Bruder Ephrem menambahkan bahwa ia tidak mencari anak-anak dengan IQ tinggi dan nilai akademik bagus. Jika peserta potensial benar-benar serius dan tertarik, dan gol mereka berhubungan dengan keterampilan baru yang ditawarkan oleh pelatihan, maka ini adalah kriteria yang digunakan untuk pemilihan kandidat. Ia juga menilai semua kandidat potensial – perempuan dan laki-laki muda – secara setara. Selain pendekatan awal di masyarakat, memilih kandidat, dan memutuskan pendekatan terbaik, ia tidak ragu untuk secara langsung terlibat dalam mengajar, memfasilitasi, atau melakukan pendampingan – khususnya untuk kelas pelatihan pembuatan furnitur – suatu bidang yang sangat ia kuasai.
Staf pengajar di Don Bosco melihat Bruder Ephrem sebagai orang yang rendah hati dan bersahaja. Ia juga menunjukkan arti dari hidup yang teratur, disiplin, dan tepat waktu kepada para staf dan siswa. Ia tampak sebagai orang yang tegas di permukaan, tapi ia mempunyai selera humor yang baik dan selalu baik kepada orang lain.
Yunita, salah satu instruktur yang terlibat dalam program beasiswa menceritakan kepada kami alasan ia mengagumi Bruder Ephrem, “Sebagai anggota staf yang bekerja dengan Bruder Ephrem di Balai Latihan Kerja Don Bosco, saya banyak belajar dari beliau, seperti disiplin, kejujuran, dan kepatuhan saat bekerja – juga untuk menjadi orang yang taat dan tidak membuang waktu. Walau ia selalu bekerja keras dan tegas dalam mendidik orang lain, ia tidak menekan staf dan siswa yang ia ajar. Ia terus memberikan peluang yang baik bagi staf untuk meningkatkan keterampilan dan pengetahuan mereka dengan melatih para peserta pelatihan juga.
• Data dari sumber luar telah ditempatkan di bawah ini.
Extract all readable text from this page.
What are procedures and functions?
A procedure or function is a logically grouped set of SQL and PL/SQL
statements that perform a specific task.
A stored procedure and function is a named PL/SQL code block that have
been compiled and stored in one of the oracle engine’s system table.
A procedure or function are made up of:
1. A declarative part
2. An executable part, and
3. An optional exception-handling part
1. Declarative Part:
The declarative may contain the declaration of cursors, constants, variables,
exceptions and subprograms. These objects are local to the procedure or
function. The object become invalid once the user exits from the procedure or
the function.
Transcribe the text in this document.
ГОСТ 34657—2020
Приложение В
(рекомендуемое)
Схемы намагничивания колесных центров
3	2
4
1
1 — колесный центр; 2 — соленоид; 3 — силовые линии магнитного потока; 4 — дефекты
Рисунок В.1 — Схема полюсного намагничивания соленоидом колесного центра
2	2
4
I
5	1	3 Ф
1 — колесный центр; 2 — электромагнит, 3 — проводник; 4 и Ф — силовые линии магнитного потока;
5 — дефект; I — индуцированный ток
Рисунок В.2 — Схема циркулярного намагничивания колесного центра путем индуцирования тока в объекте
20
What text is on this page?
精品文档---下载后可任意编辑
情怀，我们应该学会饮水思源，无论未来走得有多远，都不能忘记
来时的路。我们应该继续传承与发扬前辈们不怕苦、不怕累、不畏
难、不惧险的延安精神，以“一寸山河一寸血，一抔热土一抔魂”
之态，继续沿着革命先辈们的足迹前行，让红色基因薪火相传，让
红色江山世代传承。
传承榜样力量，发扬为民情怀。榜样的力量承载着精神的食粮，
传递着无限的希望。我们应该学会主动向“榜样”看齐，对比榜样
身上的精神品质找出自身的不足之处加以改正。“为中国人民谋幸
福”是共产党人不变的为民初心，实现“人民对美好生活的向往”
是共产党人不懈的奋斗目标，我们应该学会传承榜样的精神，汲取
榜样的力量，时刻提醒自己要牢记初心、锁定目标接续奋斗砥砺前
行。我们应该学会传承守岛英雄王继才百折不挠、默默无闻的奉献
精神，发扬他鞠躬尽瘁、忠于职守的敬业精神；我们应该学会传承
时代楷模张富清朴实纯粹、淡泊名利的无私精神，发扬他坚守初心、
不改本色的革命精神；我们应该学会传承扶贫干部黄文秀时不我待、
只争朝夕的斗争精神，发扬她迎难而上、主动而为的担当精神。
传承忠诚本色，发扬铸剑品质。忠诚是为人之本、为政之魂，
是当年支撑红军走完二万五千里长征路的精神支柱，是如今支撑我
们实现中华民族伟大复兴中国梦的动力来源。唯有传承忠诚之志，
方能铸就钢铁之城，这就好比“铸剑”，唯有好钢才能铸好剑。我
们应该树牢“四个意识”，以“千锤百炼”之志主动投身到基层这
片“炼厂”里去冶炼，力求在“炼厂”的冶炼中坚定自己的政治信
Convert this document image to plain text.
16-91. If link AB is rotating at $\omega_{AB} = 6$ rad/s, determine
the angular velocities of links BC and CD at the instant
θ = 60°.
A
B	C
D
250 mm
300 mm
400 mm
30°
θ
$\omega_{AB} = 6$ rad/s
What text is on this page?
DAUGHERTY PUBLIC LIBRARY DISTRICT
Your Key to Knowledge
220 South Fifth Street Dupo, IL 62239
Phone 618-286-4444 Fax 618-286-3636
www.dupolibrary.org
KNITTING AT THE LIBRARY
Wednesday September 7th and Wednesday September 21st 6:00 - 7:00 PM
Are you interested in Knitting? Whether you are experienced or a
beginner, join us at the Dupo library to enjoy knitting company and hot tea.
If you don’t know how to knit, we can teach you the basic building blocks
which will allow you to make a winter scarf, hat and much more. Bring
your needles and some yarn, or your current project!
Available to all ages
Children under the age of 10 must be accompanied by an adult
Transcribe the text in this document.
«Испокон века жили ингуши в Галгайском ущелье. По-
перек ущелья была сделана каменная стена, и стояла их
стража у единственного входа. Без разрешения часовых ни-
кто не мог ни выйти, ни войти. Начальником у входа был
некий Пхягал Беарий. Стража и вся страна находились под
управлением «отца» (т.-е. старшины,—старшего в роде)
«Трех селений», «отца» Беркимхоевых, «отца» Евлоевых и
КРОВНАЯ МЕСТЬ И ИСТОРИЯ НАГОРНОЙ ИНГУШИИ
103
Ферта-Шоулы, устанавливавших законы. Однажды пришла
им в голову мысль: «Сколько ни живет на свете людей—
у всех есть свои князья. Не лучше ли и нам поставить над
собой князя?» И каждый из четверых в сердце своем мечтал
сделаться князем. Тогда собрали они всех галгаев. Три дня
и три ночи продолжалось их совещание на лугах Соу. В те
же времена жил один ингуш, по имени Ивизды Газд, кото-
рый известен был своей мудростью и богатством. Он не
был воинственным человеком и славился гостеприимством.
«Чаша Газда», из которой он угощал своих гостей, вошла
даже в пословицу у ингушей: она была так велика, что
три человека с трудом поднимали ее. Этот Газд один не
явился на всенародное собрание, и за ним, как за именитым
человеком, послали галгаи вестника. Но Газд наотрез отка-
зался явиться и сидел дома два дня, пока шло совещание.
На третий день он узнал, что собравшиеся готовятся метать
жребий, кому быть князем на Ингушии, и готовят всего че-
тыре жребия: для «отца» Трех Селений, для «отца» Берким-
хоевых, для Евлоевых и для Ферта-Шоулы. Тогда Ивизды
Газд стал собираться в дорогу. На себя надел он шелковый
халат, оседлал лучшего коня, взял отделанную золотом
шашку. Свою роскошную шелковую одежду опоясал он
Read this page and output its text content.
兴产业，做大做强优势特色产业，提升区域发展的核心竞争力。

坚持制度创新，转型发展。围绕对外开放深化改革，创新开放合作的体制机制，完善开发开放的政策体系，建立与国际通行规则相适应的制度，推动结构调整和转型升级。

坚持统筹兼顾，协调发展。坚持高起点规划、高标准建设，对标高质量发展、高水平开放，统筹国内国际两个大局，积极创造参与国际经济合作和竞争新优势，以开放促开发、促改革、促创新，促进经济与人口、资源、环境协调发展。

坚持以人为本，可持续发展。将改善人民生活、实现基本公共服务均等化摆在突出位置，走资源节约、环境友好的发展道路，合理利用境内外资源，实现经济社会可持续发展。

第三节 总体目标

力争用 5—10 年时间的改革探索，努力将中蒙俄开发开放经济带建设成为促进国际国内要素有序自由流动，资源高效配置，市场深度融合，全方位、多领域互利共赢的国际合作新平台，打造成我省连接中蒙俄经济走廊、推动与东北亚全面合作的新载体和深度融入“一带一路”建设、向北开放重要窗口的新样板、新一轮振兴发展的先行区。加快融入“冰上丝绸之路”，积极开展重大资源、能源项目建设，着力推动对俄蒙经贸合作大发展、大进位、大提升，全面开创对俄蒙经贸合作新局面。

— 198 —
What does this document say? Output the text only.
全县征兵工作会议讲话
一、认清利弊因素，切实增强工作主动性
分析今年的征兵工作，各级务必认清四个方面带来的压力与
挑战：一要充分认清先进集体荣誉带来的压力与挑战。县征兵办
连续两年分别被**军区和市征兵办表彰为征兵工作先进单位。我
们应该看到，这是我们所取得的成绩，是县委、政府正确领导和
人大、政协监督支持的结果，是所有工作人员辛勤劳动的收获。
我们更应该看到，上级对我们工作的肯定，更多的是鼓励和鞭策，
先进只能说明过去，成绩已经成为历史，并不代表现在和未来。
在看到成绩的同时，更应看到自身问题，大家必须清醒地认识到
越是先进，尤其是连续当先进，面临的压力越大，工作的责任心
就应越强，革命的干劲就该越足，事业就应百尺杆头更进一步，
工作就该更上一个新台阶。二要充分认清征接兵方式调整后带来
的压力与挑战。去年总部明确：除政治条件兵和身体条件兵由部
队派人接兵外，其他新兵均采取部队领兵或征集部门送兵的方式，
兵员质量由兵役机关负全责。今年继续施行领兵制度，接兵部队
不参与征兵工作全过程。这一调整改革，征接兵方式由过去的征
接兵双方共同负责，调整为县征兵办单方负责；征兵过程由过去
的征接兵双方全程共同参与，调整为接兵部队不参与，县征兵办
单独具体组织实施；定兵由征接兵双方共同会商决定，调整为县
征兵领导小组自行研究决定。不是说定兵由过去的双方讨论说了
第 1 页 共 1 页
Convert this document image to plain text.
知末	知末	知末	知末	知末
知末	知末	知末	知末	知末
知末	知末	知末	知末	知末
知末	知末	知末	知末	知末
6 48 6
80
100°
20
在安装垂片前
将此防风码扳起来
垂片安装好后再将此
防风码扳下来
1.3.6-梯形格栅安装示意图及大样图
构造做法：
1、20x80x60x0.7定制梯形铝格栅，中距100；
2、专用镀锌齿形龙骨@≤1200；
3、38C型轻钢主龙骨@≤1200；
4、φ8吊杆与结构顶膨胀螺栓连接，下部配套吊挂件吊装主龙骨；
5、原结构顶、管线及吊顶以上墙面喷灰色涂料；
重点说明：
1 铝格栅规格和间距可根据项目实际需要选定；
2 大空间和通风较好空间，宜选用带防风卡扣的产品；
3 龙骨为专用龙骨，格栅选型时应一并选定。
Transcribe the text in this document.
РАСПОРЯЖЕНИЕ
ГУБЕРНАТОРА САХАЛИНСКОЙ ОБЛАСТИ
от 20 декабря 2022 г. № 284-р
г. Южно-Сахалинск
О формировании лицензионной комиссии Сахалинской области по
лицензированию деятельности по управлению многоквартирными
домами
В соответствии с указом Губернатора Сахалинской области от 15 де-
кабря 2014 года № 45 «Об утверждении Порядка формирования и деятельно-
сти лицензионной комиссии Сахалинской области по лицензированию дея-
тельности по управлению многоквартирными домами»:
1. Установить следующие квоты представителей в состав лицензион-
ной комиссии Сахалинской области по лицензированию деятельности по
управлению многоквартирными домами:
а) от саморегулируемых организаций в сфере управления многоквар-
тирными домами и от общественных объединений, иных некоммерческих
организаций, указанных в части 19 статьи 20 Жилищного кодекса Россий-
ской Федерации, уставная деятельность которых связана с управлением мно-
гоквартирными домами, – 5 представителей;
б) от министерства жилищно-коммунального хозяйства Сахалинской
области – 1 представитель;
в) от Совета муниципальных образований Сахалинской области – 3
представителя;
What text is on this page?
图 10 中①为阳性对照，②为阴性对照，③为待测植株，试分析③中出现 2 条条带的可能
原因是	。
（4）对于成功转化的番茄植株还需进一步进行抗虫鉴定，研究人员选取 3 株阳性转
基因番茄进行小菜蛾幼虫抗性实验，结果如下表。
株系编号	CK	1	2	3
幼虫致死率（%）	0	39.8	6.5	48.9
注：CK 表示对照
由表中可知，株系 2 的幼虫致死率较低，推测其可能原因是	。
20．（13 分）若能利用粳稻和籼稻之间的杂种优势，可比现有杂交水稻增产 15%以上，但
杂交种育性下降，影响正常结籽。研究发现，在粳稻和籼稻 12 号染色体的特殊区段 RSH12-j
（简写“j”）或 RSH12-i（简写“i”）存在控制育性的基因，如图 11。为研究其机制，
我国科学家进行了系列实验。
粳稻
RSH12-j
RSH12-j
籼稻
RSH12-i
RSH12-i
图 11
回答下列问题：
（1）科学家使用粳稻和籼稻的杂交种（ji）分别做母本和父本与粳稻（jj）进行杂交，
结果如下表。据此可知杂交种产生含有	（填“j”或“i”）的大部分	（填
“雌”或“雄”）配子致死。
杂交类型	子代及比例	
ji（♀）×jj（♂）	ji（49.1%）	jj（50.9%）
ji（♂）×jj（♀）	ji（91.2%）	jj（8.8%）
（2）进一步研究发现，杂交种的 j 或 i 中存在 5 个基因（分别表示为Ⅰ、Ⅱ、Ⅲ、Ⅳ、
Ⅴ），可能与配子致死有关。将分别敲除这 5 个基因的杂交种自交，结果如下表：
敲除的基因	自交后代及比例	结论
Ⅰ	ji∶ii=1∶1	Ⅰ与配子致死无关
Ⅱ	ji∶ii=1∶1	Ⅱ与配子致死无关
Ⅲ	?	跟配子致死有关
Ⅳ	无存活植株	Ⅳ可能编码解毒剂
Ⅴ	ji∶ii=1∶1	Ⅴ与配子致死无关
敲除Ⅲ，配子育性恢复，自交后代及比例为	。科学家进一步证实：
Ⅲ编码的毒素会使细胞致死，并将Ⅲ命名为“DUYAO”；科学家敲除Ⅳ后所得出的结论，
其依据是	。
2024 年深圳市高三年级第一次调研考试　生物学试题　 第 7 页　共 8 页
Selain itu, ia memprioritaskan keamanan di lingkungan kerja untuk staf dan siswa pelatihan, karena di tempat kerja kami menggunakan banyak alat yang bisa berbahaya dan menyebabkan kecelakaan.”
Bruder Ephrem dikenal sebagai salah satu pendidik paling andal dalam kalangan Kongregasi Don Bosco. Sejak remaja, ia telah bercita-cita menjadi pendidik dan masih tinggal dengan keluarga sederhananya di Filipina. Orang tuanya mengirimnya bersekolah di sekolah Katolik yang dipimpin oleh seorang bruder seperti dia sekarang.
Ia melihat menjadi pastor dan pendidik pada saat yang bersamaan merupakan suatu hak istimewa. Kedua peran tersebut berarti ia dapat membantu memberdayakan kaum muda dengan membuka peluang bagi mereka dan juga dapat memotivasi kaum muda yang kurang beruntung dan seringkali terabaikan oleh sistem.
Bruder Ephrem ingin memberdayakan anak-anak desa di Sumba melalui pendidikan. Tugas pemberdayaan ini, dan juga imannya, diinspirasi oleh Santo Yohannes Don Bosco, seorang pastor Italia, dan pendidik. Ia sedih melihat kaum muda dari desa tersingkirkan dan miskin karena tidak mempunyai keterampilan dan pendidikan yang memadai dan tidak bisa mendapatkan pekerjaan yang layak.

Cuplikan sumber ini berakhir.